Songblogging From the Train

I’m in New Orleans, stopping over for the night on my cross-country train trip to Arizona to see my brother. I left New York on Saturday afternoon on the Crescent, which runs down the Northeast Corridor to Atlanta and then goes across Alabama and Mississippi down to New Orleans — it is, I believe, a descendant of the train Chuck Berry wrote about in “Promised Land.”

I’ve been doing some reading and writing, taking lots of pictures, and playing some music. All of which put together means that I seem to be song-blogging my trip.

I wrote “The Northeast Corridor Blues” years ago, when I used to ride up and down that line on New Jersey Transit all the time, to my company’s location near Princeton. Here’s a brand-new version, actually recorded on the Northeast Corridor, with a slideshow of photos and video taken along the trip between New York and Washington.

The Northeast Corridor Blues

Pulling out of Penn leaving New York City behind
We get into Lynchburg at half-past nine
On the Crescent to New Orleans down that Northeast Corridor line

The train I ride don’t take no backsliders
All reserved, just ticketed riders
Riding in style in my Viewliner

Newark Elizabeth Linden Rahway
Metropark Metuchen Edison New Brunswick
Princeton Junction Hamilton, Trenton makes the world takes
And took and took and took and took and took enough to make you sick

You ride through the weeds and you ride through the rust
You ride by factories all gone bust
Theres nothing left but broken windows and faded signs
And old men in bars remembering better times

There was the Broadway Limited, the Cannon Ball
The Pennsylvania and the New York Central
Now its Amtrak running on whats left of the tracks
Airplanes are flying, industrys dying, and it aint never coming back

You built a railroad and you made it run
You made it race against time
But now we cant spare a dime; brother cant you just face facts
These days in your town there aint no right side to the tracks

Trenton Philadelphia DC Alexandria
Culpepper Lynchburg Charlotte Spartanburg
Greenville Clemson Gainseville Anniston
Birmingham Meridian Hattiesburg Picayune
Slidell and New Orleans

I slept basically from Virginia to Atlanta, and after breakfast this morning we started heading west. By lunchtime we were at Birmingham and I had started a new song, sparked by pulling into what used to be the heart of downtown years ago when train travel was the way to get around.

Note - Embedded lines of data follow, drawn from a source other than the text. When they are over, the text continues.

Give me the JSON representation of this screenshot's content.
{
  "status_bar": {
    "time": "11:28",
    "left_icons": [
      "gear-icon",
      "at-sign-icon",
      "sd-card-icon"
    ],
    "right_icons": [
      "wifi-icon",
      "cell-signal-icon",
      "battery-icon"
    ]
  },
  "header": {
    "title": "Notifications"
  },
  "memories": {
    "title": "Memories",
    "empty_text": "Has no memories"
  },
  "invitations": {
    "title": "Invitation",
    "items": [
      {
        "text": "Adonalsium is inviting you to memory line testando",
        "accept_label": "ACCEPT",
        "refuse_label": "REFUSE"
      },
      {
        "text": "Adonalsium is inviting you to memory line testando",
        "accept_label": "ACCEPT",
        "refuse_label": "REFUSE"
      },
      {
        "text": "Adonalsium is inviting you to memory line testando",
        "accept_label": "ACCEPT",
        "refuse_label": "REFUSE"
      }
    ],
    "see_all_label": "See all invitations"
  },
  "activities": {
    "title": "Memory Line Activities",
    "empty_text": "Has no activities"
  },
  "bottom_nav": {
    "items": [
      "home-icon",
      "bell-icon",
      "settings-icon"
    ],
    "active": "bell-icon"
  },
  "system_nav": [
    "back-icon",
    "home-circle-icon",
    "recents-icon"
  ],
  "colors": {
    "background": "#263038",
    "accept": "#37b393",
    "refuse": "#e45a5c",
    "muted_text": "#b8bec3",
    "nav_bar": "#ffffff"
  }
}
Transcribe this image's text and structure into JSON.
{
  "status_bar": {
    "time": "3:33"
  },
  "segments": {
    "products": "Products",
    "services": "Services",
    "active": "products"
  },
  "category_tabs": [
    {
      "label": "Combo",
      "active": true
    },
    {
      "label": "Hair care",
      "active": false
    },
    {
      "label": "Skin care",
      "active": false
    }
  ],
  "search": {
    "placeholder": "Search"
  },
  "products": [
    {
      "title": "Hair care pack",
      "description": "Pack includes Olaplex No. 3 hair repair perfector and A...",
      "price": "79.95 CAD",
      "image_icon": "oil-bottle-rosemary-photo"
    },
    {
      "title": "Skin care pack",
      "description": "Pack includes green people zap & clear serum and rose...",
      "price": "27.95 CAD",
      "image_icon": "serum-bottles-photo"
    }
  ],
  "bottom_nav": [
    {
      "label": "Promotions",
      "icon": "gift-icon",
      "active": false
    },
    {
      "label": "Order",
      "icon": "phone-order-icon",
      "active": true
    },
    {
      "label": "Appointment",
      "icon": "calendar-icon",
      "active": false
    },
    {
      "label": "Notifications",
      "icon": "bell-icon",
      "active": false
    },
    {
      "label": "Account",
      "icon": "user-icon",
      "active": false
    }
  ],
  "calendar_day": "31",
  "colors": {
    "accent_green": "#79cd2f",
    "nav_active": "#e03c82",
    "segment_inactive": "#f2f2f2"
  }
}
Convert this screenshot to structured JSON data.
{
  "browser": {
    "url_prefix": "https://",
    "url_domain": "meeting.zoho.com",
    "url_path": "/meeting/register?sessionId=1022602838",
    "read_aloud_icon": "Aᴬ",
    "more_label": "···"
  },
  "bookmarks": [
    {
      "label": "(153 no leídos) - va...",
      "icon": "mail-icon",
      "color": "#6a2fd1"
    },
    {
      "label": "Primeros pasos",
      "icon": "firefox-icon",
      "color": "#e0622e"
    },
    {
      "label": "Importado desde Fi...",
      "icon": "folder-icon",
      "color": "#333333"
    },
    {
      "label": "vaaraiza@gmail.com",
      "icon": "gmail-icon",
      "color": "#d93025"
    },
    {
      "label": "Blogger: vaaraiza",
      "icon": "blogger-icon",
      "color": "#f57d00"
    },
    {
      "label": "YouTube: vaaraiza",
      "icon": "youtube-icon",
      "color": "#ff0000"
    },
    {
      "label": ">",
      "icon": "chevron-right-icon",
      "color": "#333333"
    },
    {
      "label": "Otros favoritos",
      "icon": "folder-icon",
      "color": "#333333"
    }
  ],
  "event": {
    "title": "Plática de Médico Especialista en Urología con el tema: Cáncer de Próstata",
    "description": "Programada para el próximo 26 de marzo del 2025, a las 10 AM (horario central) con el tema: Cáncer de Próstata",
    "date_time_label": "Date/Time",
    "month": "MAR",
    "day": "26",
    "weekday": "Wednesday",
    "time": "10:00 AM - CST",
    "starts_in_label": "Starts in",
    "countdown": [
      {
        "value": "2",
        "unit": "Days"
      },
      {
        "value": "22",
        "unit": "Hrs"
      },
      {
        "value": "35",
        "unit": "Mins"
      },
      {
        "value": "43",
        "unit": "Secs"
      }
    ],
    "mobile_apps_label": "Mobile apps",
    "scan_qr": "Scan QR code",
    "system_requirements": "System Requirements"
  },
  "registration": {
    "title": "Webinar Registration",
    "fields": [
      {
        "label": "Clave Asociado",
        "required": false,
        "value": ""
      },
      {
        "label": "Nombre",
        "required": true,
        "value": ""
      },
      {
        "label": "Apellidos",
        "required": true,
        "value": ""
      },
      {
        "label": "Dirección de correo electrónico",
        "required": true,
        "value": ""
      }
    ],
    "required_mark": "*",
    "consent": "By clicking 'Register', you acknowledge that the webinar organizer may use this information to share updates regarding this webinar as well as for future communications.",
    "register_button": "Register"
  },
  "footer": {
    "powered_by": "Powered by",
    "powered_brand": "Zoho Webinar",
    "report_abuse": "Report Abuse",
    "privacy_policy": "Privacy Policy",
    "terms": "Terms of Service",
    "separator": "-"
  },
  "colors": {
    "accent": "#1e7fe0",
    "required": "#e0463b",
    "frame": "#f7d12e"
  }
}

Those hearts are barely beating now, and I think that’s sad. I recorded it during the day in between Birmingham and Meridian, and put together the video this evening as we went through Slidell.

Time Machine With a Broken Heart
By Ken Ficara (c) 2008

I’m traveling through the wrong side of towns
Seeing what they used to be
When you could cut hair down by the train station
Make enough to raise a family

But now the barber pole don’t spin anymore
And the stripes are faded away
The only guy who makes a living down here
Gives loans before payday

And the train don’t stop no more
They closed all the stores
Nobody lives down here
It’s been that way for years

And an old man shades his eyes
Waves at the train
Watches it go by
And knows it won’t ever stop there again

I wonder who Jack was
He used to make good burgers
But now the building’s falling down
And the sign has lost its letters

Jack had his name on a building
Everyone knew him in town
But they got old, the kids moved away
And everything ran down

And the train don’t stop no more
They closed all the stores
Nobody lives down here
It’s been that way for years

And an old man shades his eyes
Waves at the train
Watches it go by
And knows it won’t ever stop there again

This downtown once was full of dreams
They had it made or so it seemed
They worked so hard to build this place
Then watched it all just go to waste

And the train rolls by
Like a time machine with a broken heart
The past makes you want to cry
And the future just looks way too hard

And the train don’t stop no more
They closed all the stores
Nobody lives down here
It’s been that way for years

And the old man wipes his eyes
The whistle blows and the train is gone
The crossing gates rise
And he walks down the street alone

The audio quality is rough, the performances are single takes of brand new songs, and you can hear the train noise and the occasional whistle, but I’m very much enjoying writing and recording these along the line.

Tomorrow afternoon I board the Sunset Limited, which gets into Tucson, AZ, on Christmas Eve. More songs to come.